Non-native, or exotic, vegetation has invaded many coastal areas. Most exotic species were introduced by humans as ornamental plants for landscaping. Invasive coastal species, such as Australian pine, melaluka and Brazilian pepper, out-compete Florida's native plants, such as sea oak, sea grape and dune grass, degrading the quality of wildlife habitat. Invasion onto the coast by species that are less effective at stabilizing dunes also leads to increased beach erosion.
The Archie Carr Refuge represents the Nation's most significant land acquisition effort to protect the world's populations of marine turtles. The Refuge is an example of how coastal habitat can be protected. Unfortunately, rapid coastal development in Brevard and Indian River Counties threatens the future effectiveness of the Refuge. Supporters of the Refuge are literally in a race against time to acquire the best remaining parcels of undeveloped land.
The Archie Carr National Wildlife Refuge was designated by Congress in 1990 to protect sea turtles, now threatened with extinction throughout the world. Leading sea turtle researchers and concerned citizens have watched with increasing concern as turtle populations worldwide have plummeted due to over-exploitation and destruction of nesting habitat. The Carr Refuge offers hope for saving one of the most important sea turtle nesting sites in the world.
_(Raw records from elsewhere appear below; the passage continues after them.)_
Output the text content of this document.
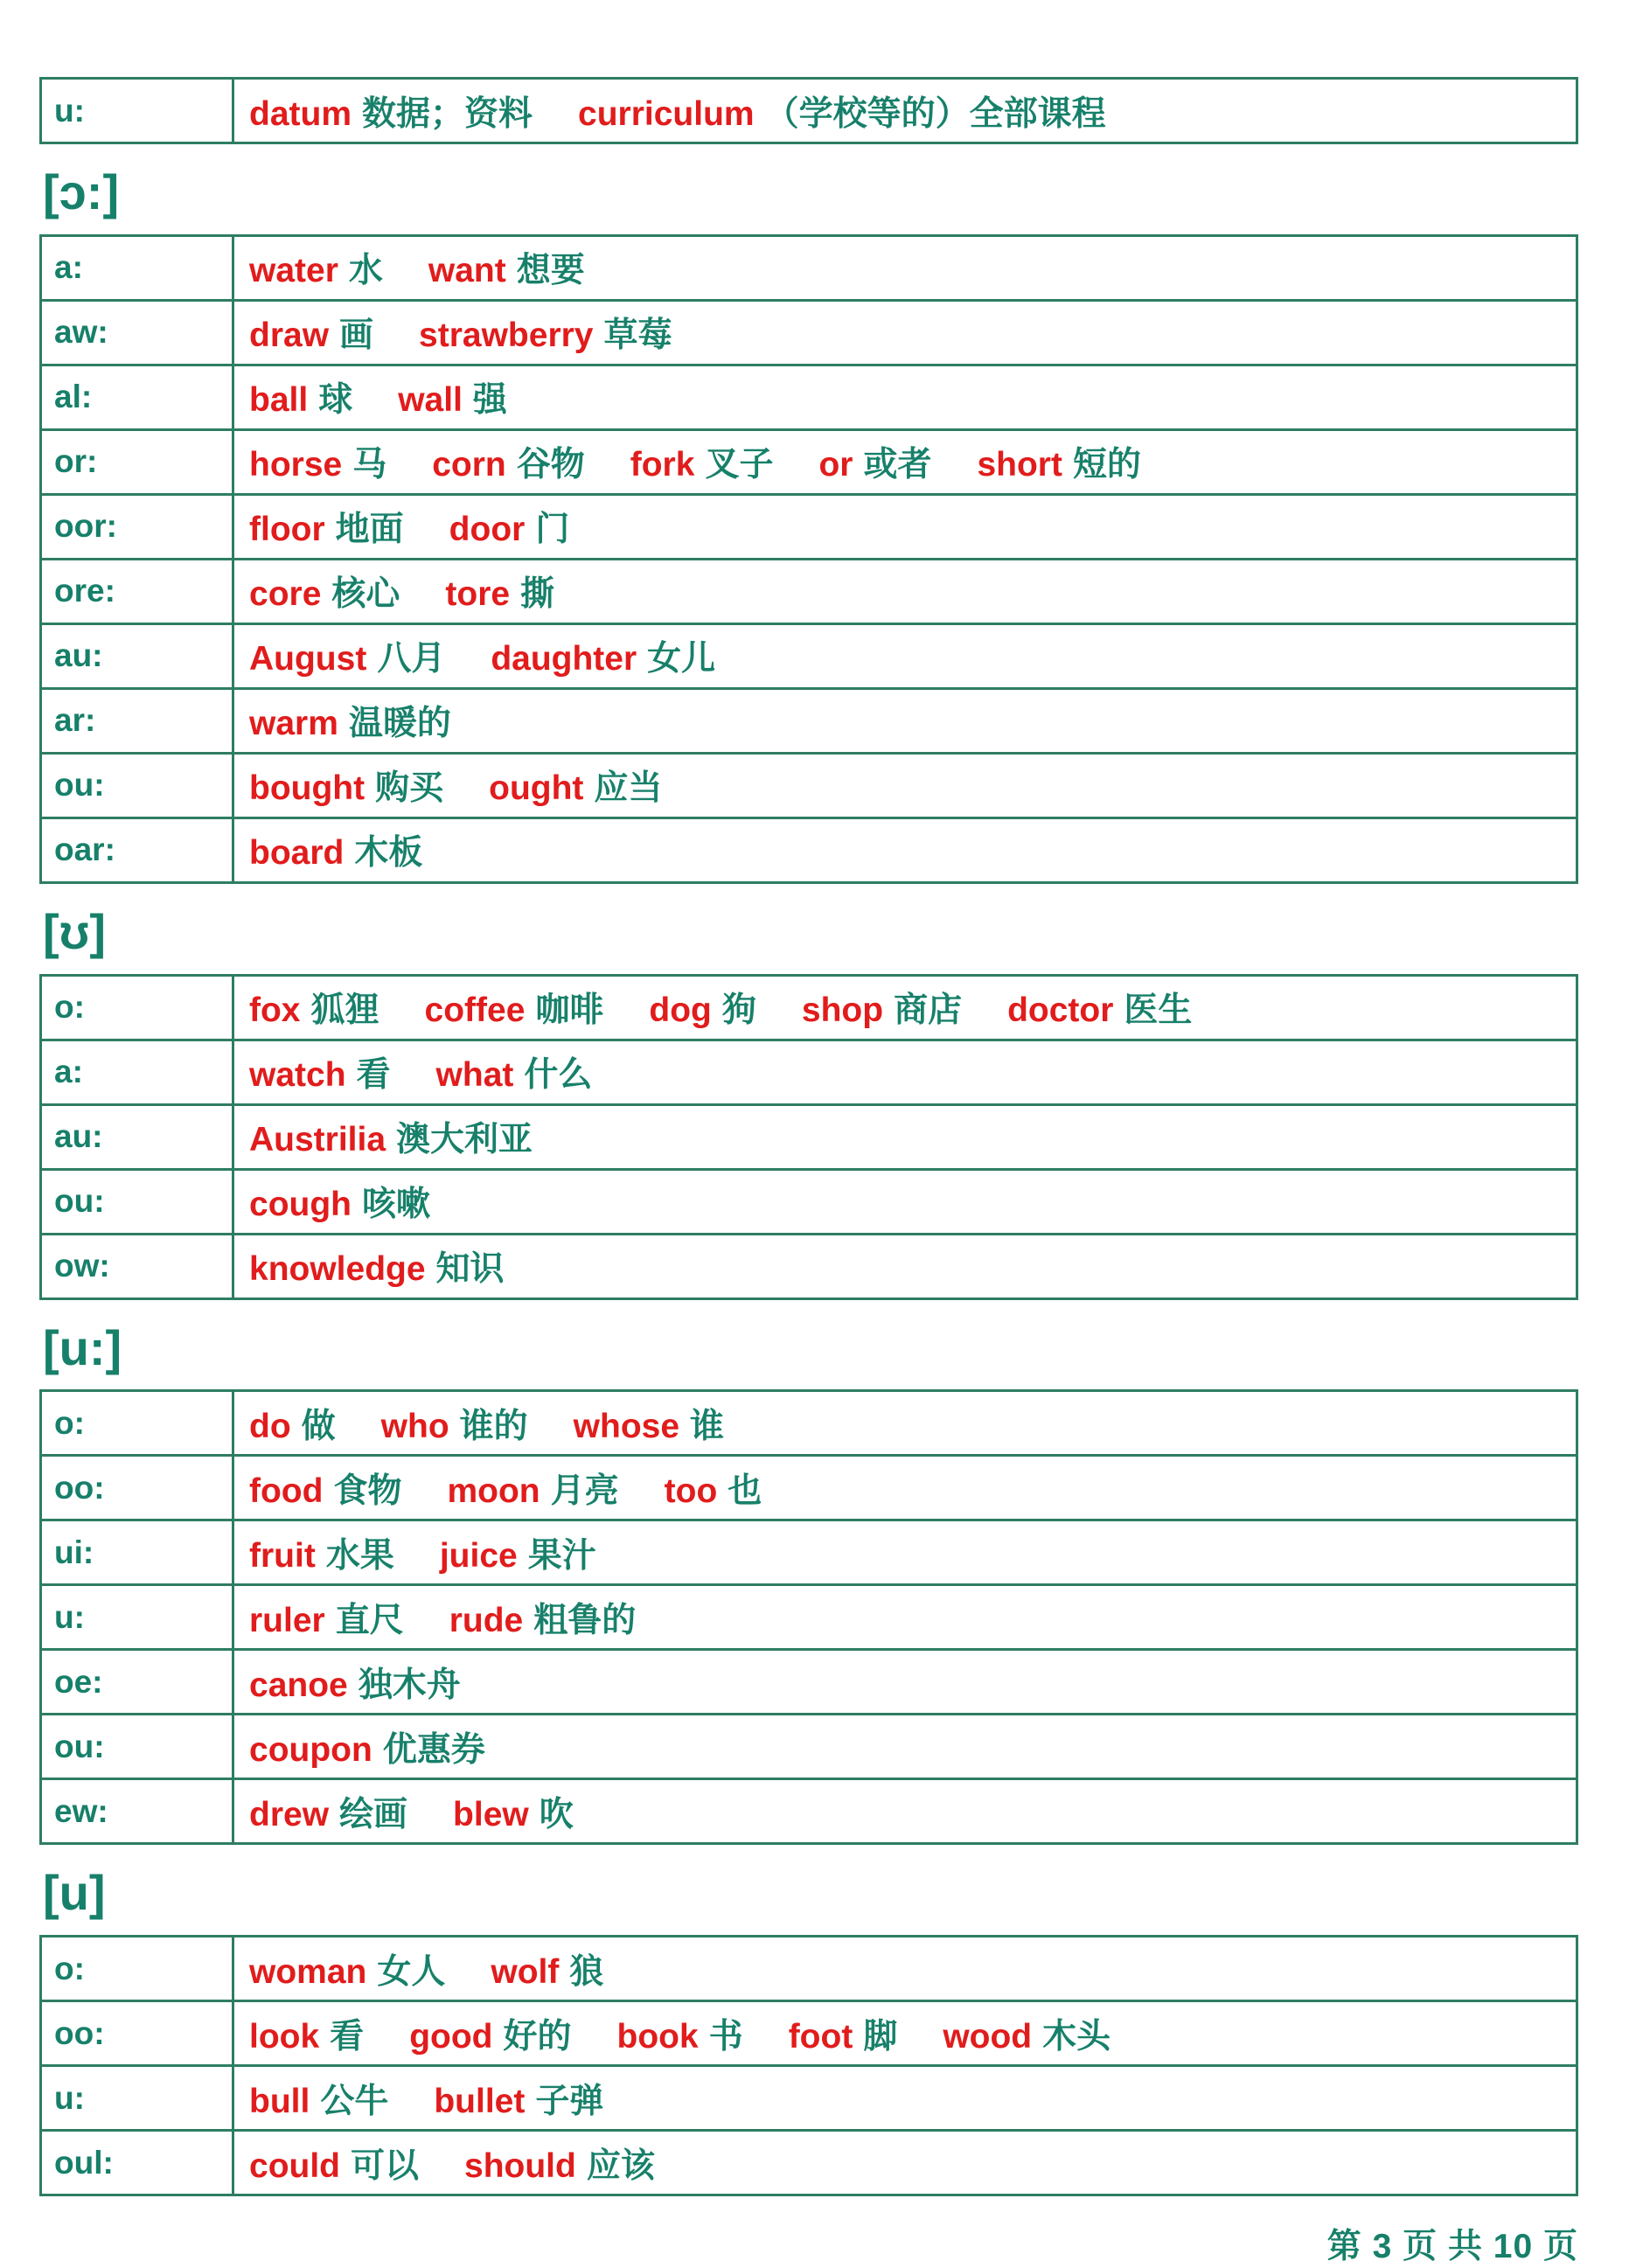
u:	datum 数据；资料 curriculum （学校等的）全部课程
[ɔ:]
a:	water 水 want 想要
aw:	draw 画 strawberry 草莓
al:	ball 球 wall 强
or:	horse 马 corn 谷物 fork 叉子 or 或者 short 短的
oor:	floor 地面 door 门
ore:	core 核心 tore 撕
au:	August 八月 daughter 女儿
ar:	warm 温暖的
ou:	bought 购买 ought 应当
oar:	board 木板
[ʊ]
o:	fox 狐狸 coffee 咖啡 dog 狗 shop 商店 doctor 医生
a:	watch 看 what 什么
au:	Austrilia 澳大利亚
ou:	cough 咳嗽
ow:	knowledge 知识
[u:]
o:	do 做 who 谁的 whose 谁
oo:	food 食物 moon 月亮 too 也
ui:	fruit 水果 juice 果汁
u:	ruler 直尺 rude 粗鲁的
oe:	canoe 独木舟
ou:	coupon 优惠券
ew:	drew 绘画 blew 吹
[u]
o:	woman 女人 wolf 狼
oo:	look 看 good 好的 book 书 foot 脚 wood 木头
u:	bull 公牛 bullet 子弹
oul:	could 可以 should 应该
第 3 页 共 10 页
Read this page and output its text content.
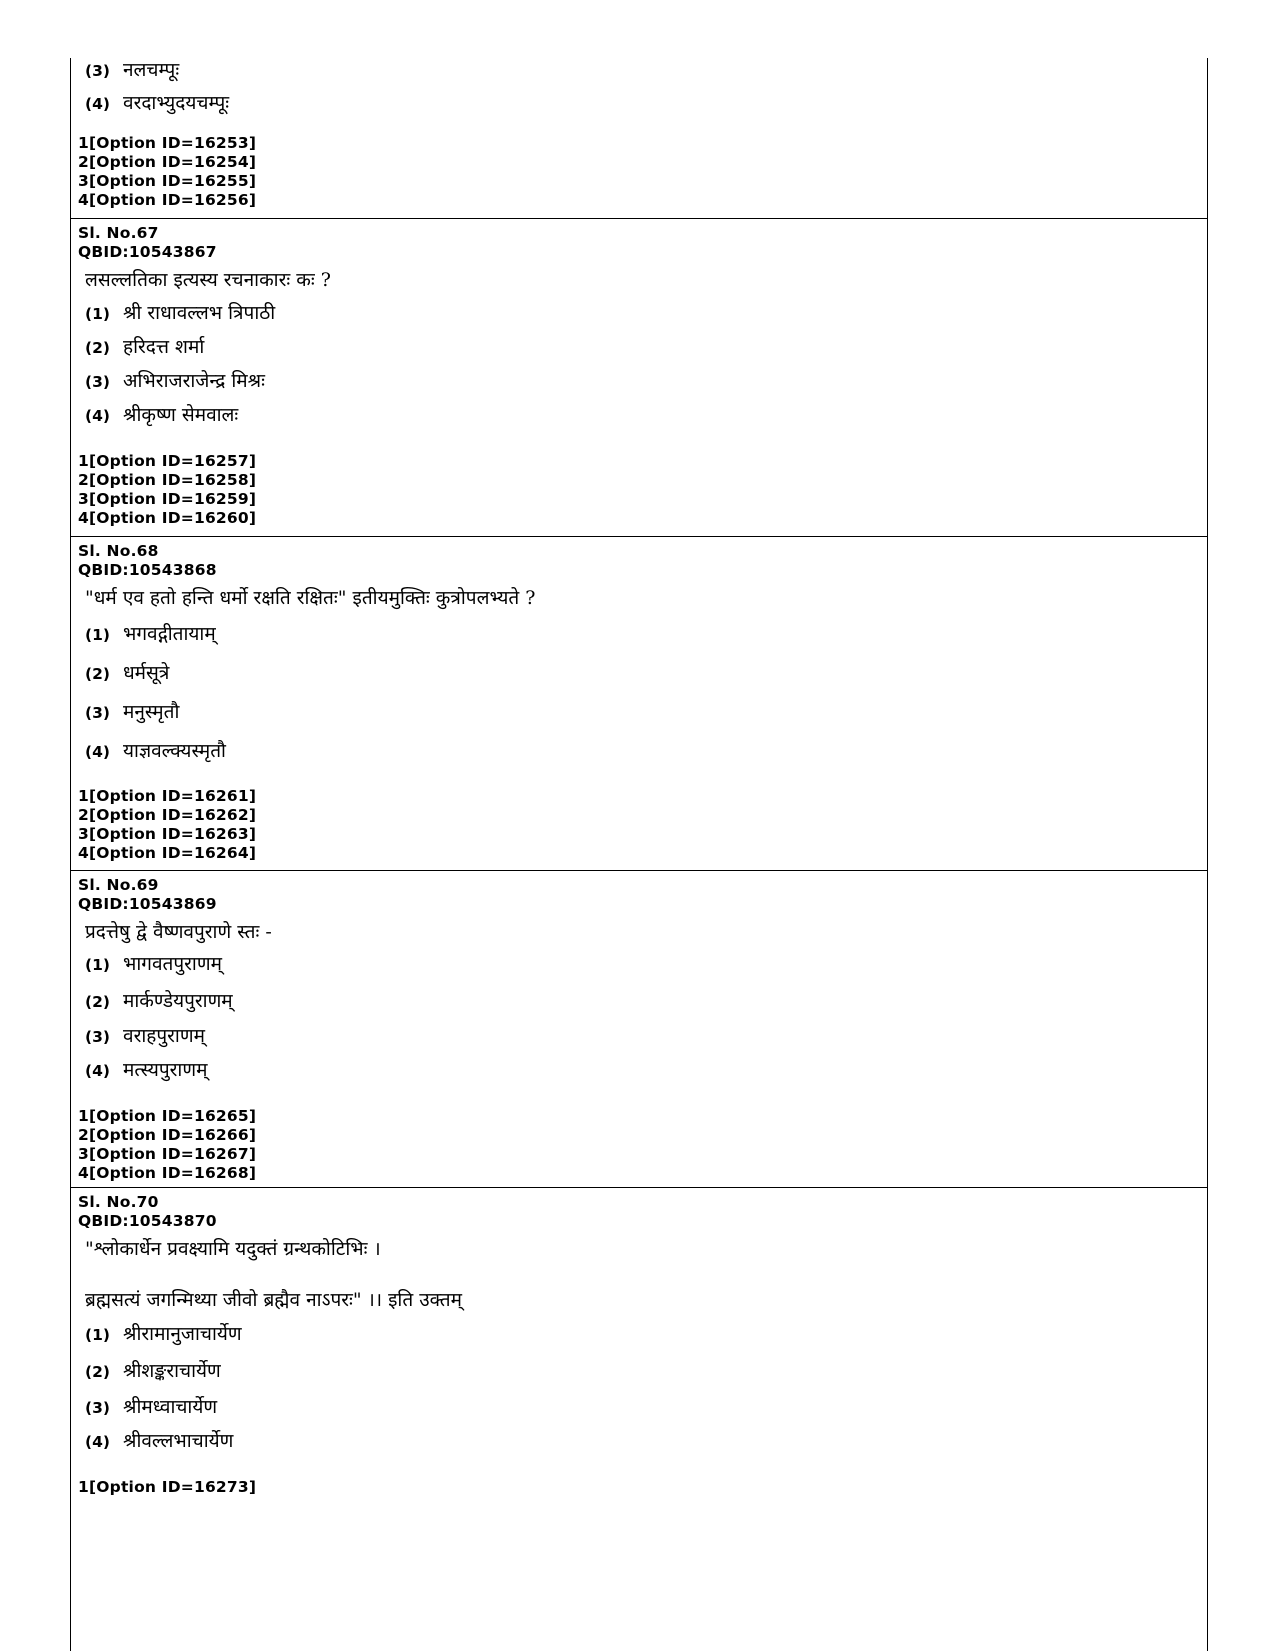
(3) नलचम्पूः
(4) वरदाभ्युदयचम्पूः
1[Option ID=16253]
2[Option ID=16254]
3[Option ID=16255]
4[Option ID=16256]
Sl. No.67
QBID:10543867
लसल्लतिका इत्यस्य रचनाकारः कः ?
(1) श्री राधावल्लभ त्रिपाठी
(2) हरिदत्त शर्मा
(3) अभिराजराजेन्द्र मिश्रः
(4) श्रीकृष्ण सेमवालः
1[Option ID=16257]
2[Option ID=16258]
3[Option ID=16259]
4[Option ID=16260]
Sl. No.68
QBID:10543868
"धर्म एव हतो हन्ति धर्मो रक्षति रक्षितः" इतीयमुक्तिः कुत्रोपलभ्यते ?
(1) भगवद्गीतायाम्
(2) धर्मसूत्रे
(3) मनुस्मृतौ
(4) याज्ञवल्क्यस्मृतौ
1[Option ID=16261]
2[Option ID=16262]
3[Option ID=16263]
4[Option ID=16264]
Sl. No.69
QBID:10543869
प्रदत्तेषु द्वे वैष्णवपुराणे स्तः -
(1) भागवतपुराणम्
(2) मार्कण्डेयपुराणम्
(3) वराहपुराणम्
(4) मत्स्यपुराणम्
1[Option ID=16265]
2[Option ID=16266]
3[Option ID=16267]
4[Option ID=16268]
Sl. No.70
QBID:10543870
"श्लोकार्धेन प्रवक्ष्यामि यदुक्तं ग्रन्थकोटिभिः ।
ब्रह्मसत्यं जगन्मिथ्या जीवो ब्रह्मैव नाऽपरः" ।। इति उक्तम्
(1) श्रीरामानुजाचार्येण
(2) श्रीशङ्कराचार्येण
(3) श्रीमध्वाचार्येण
(4) श्रीवल्लभाचार्येण
1[Option ID=16273]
The twenty mile section of coastline from Melbourne Beach to Wabasso Beach in Florida is the most important nesting area for loggerhead sea turtles in the western hemisphere and the second most important nesting beach in the world. Twenty-five percent of all loggerhead sea turtle and 35% of all green sea turtle nests in the United States occur in this twenty mile zone. Nesting densities of 1,000 nests per mile have been recorded.